Your own kids are such a hard call, but I just can’t take how abusive he is it is wearing me down.

@Seek_Kolinahr I agree with what you say, I don’t think my SO can do that. It’s really so difficult. Time is precious and far too much of it around here (our life) is wasted.

Coloma's avatar

You set boundaries and stick to them and if they don’t come around, oh well, neither will you!
Your SO’s folks are manipulating him with guilt and tantrums. They are BULLIES!
Turn the tables and accuse them of being uncaring for not wanting their son to have a life and a family and YES you CAN really “abandon” them if they are abusive and toxic people!

You tell them that you will not put up with manipulation and other controlling behaviors and that if it continues you will not be seeing much of them, or your son.
If you don’t take a firm stand you might as well hang a sign around your neck that says ” Disrespect me!”
Trust me, people do not like to be called on their stuff but…..they will respect you deep down once they SEE you mean business and walk away!

LornaLove's avatar

@Coloma I have been feeling disrespected. You are right though, I need to set boundaries. I am clueless as to where to start as I rarely see him these days as his dad went through a (real) health issue. I have told him I feel they don’t respect him as how can a parent not want happiness and a life for their son.I have also said that to the father who is a little easier. It is the mother (who is very well) who controls them both. Even saying ‘Her family is her husband and son and that is it’. Which is true. She cuts all people off even her own extended family. So, at least I don’t have to personalize it too much which also helps.

Any boundary setting tips appreciated.

janbb's avatar

Doesn’t your son live in another country or am I mistaken?

LornaLove's avatar

@janbb He does. Don’t worry abuse can travel miles and miles. The effect of it still hurts no matter where I am.

Haleth's avatar

Your husband needs to stand up for himself. If they really need his help, it’s possible to help them without letting their bullshit ruin your lives. At a certain point in adulthood, you become the “captain” of your family and your parents become more like children. He needs to treat them as if they are children who are having a temper tantrum (because that’s basically the way they are acting.) If you had a child who was being bratty and out-of-control, you wouldn’t give in to all of their demands, even though you provide for their basic needs.
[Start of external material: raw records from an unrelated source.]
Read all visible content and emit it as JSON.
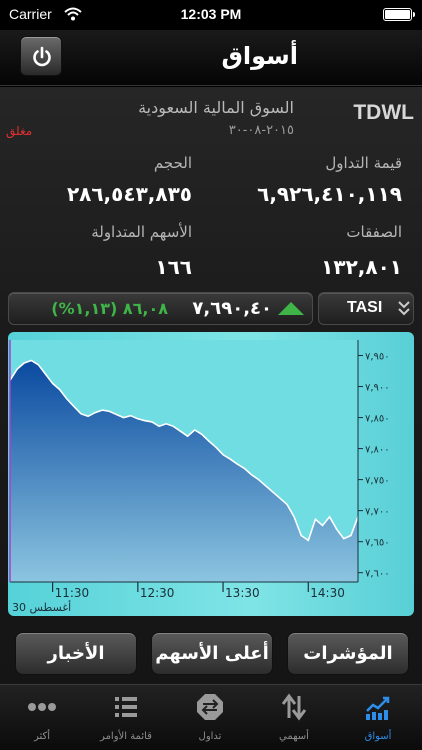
{
  "status_bar": {
    "carrier": "Carrier",
    "time": "12:03 PM",
    "battery_level": 1.0
  },
  "nav": {
    "title": "أسواق"
  },
  "market": {
    "code": "TDWL",
    "name": "السوق المالية السعودية",
    "date": "٢٠١٥-٠٨-٣٠",
    "status": "مغلق",
    "turnover_label": "قيمة التداول",
    "turnover_value": "٦,٩٢٦,٤١٠,١١٩",
    "volume_label": "الحجم",
    "volume_value": "٢٨٦,٥٤٣,٨٣٥",
    "trades_label": "الصفقات",
    "trades_value": "١٣٢,٨٠١",
    "traded_shares_label": "الأسهم المتداولة",
    "traded_shares_value": "١٦٦"
  },
  "index": {
    "name": "TASI",
    "value": "٧,٦٩٠,٤٠",
    "change": "٨٦,٠٨ (١,١٣%)",
    "direction": "up",
    "up_color": "#3fb548"
  },
  "chart_data": {
    "type": "area",
    "x": [
      "11:00",
      "11:05",
      "11:10",
      "11:15",
      "11:20",
      "11:25",
      "11:30",
      "11:35",
      "11:40",
      "11:45",
      "11:50",
      "11:55",
      "12:00",
      "12:05",
      "12:10",
      "12:15",
      "12:20",
      "12:25",
      "12:30",
      "12:35",
      "12:40",
      "12:45",
      "12:50",
      "12:55",
      "13:00",
      "13:05",
      "13:10",
      "13:15",
      "13:20",
      "13:25",
      "13:30",
      "13:35",
      "13:40",
      "13:45",
      "13:50",
      "13:55",
      "14:00",
      "14:05",
      "14:10",
      "14:15",
      "14:20",
      "14:25",
      "14:30",
      "14:35",
      "14:40",
      "14:45",
      "14:50",
      "14:55",
      "15:00",
      "15:05"
    ],
    "y": [
      7910,
      7928,
      7938,
      7942,
      7935,
      7920,
      7905,
      7895,
      7880,
      7868,
      7856,
      7852,
      7858,
      7862,
      7860,
      7855,
      7850,
      7853,
      7848,
      7845,
      7843,
      7836,
      7840,
      7836,
      7828,
      7820,
      7830,
      7823,
      7812,
      7802,
      7790,
      7783,
      7775,
      7768,
      7758,
      7750,
      7740,
      7730,
      7720,
      7710,
      7690,
      7660,
      7652,
      7686,
      7676,
      7690,
      7670,
      7655,
      7660,
      7690
    ],
    "x_ticks": [
      "11:30",
      "12:30",
      "13:30",
      "14:30"
    ],
    "y_ticks": [
      "٧,٩٥٠",
      "٧,٩٠٠",
      "٧,٨٥٠",
      "٧,٨٠٠",
      "٧,٧٥٠",
      "٧,٧٠٠",
      "٧,٦٥٠",
      "٧,٦٠٠"
    ],
    "y_tick_values": [
      7950,
      7900,
      7850,
      7800,
      7750,
      7700,
      7650,
      7600
    ],
    "ylim": [
      7585,
      7975
    ],
    "date_label": "30 أغسطس",
    "fill_top_color": "#0a4aa0",
    "fill_bottom_color": "#8cc5e0",
    "background_color": "#6fdde2"
  },
  "actions": {
    "indices": "المؤشرات",
    "top_stocks": "أعلى الأسهم",
    "news": "الأخبار"
  },
  "tabs": [
    {
      "label": "أسواق",
      "icon": "markets-chart-icon",
      "active": true
    },
    {
      "label": "أسهمي",
      "icon": "up-down-arrows-icon",
      "active": false
    },
    {
      "label": "تداول",
      "icon": "trade-exchange-icon",
      "active": false
    },
    {
      "label": "قائمة الأوامر",
      "icon": "list-icon",
      "active": false
    },
    {
      "label": "أكثر",
      "icon": "more-dots-icon",
      "active": false
    }
  ]
}
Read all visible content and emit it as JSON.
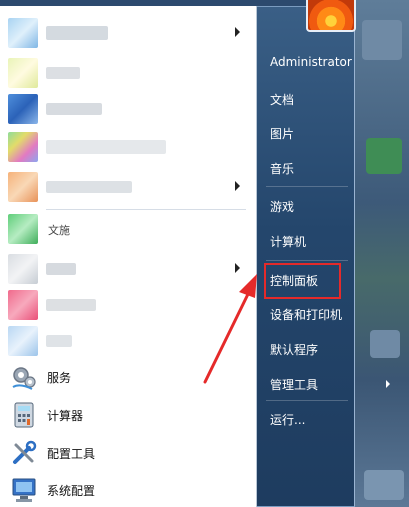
{
  "user": {
    "name": "Administrator"
  },
  "right_menu": {
    "items": [
      "文档",
      "图片",
      "音乐",
      "游戏",
      "计算机",
      "控制面板",
      "设备和打印机",
      "默认程序",
      "管理工具",
      "运行..."
    ]
  },
  "left_menu": {
    "pinned": [
      {
        "label": "服务",
        "icon": "services-gear-icon"
      },
      {
        "label": "计算器",
        "icon": "calculator-icon"
      },
      {
        "label": "配置工具",
        "icon": "tools-icon"
      },
      {
        "label": "系统配置",
        "icon": "system-config-icon"
      }
    ],
    "partial_label": "文施"
  },
  "annotation": {
    "highlight_color": "#e52a2a",
    "target": "控制面板"
  }
}
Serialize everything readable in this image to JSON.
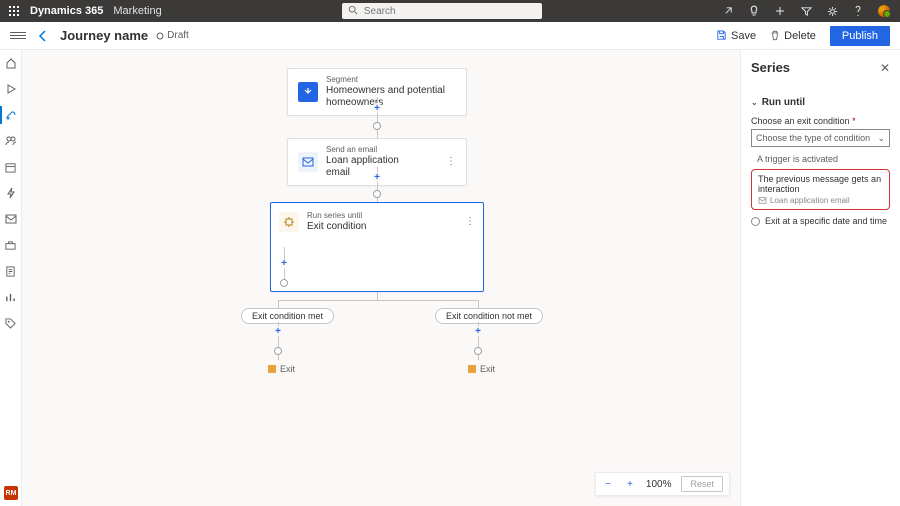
{
  "topbar": {
    "brand": "Dynamics 365",
    "module": "Marketing",
    "search_placeholder": "Search"
  },
  "cmdbar": {
    "title": "Journey name",
    "status": "Draft",
    "save": "Save",
    "delete": "Delete",
    "publish": "Publish"
  },
  "leftrail": {
    "badge": "RM"
  },
  "canvas": {
    "node1": {
      "sup": "Segment",
      "main": "Homeowners and potential homeowners"
    },
    "node2": {
      "sup": "Send an email",
      "main": "Loan application email"
    },
    "node3": {
      "sup": "Run series until",
      "main": "Exit condition"
    },
    "pill_met": "Exit condition met",
    "pill_notmet": "Exit condition not met",
    "exit": "Exit"
  },
  "zoom": {
    "percent": "100%",
    "reset": "Reset"
  },
  "rpanel": {
    "title": "Series",
    "section": "Run until",
    "field_label": "Choose an exit condition",
    "dropdown_placeholder": "Choose the type of condition",
    "opt_trigger": "A trigger is activated",
    "highlight_title": "The previous message gets an interaction",
    "highlight_sub": "Loan application email",
    "opt_exit_time": "Exit at a specific date and time"
  }
}
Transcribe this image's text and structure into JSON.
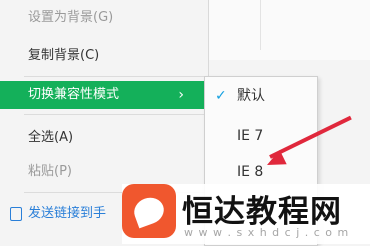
{
  "context_menu": {
    "items": [
      {
        "label": "设置为背景(G)",
        "disabled": true
      },
      {
        "label": "复制背景(C)",
        "disabled": false
      },
      {
        "label": "切换兼容性模式",
        "active": true,
        "chevron": "›"
      },
      {
        "label": "全选(A)",
        "disabled": false
      },
      {
        "label": "粘贴(P)",
        "disabled": true
      },
      {
        "label": "发送链接到手",
        "icon": "phone-link-icon"
      }
    ]
  },
  "submenu": {
    "items": [
      {
        "label": "默认",
        "checked": true,
        "check_glyph": "✓"
      },
      {
        "label": "IE 7"
      },
      {
        "label": "IE 8"
      }
    ]
  },
  "watermark": {
    "title": "恒达教程网",
    "url": "w w w . s x h d c j . c o m"
  },
  "colors": {
    "highlight": "#14b05a",
    "arrow": "#e0283c",
    "logo": "#f0572e"
  }
}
Essentially, he should draw a line in the sand. He can be very clear about exactly how much he is going to do for them, and no more. Like, he can take them to the doctor when they are sick without being at their beck and call all the time. Sometimes you just have to say no, and if they don’t like it, or they get upset, simply leave. Or if you’re not there, hang up the phone. Don’t talk to them again until they’re willing to be reasonable. Get used to saying no, and don’t let guilt get in the way.

WRT your son, sometimes cutting contact is the only thing you can do, for the sake of your own health and sanity. It’s unfortunate, but some relationships only drain you.

rojo's avatar

Your SO is between a rock & a hard place. There is no way he can please both of you and either way he chooses he feels guilty because he cannot make everyone he cares for happy. I feel for him. My suggestion is to cut back on his parental obligations; not eliminate them but reduce the number and increase the time spent with you. of course that could just serve to spread the pissedoffishness around but it is the way I would handle it
I am sorry about your son but I think I would be screening my calls

KNOWITALL's avatar

Tough. Are mom&dad able to drive & get around? What exactly does he do for them?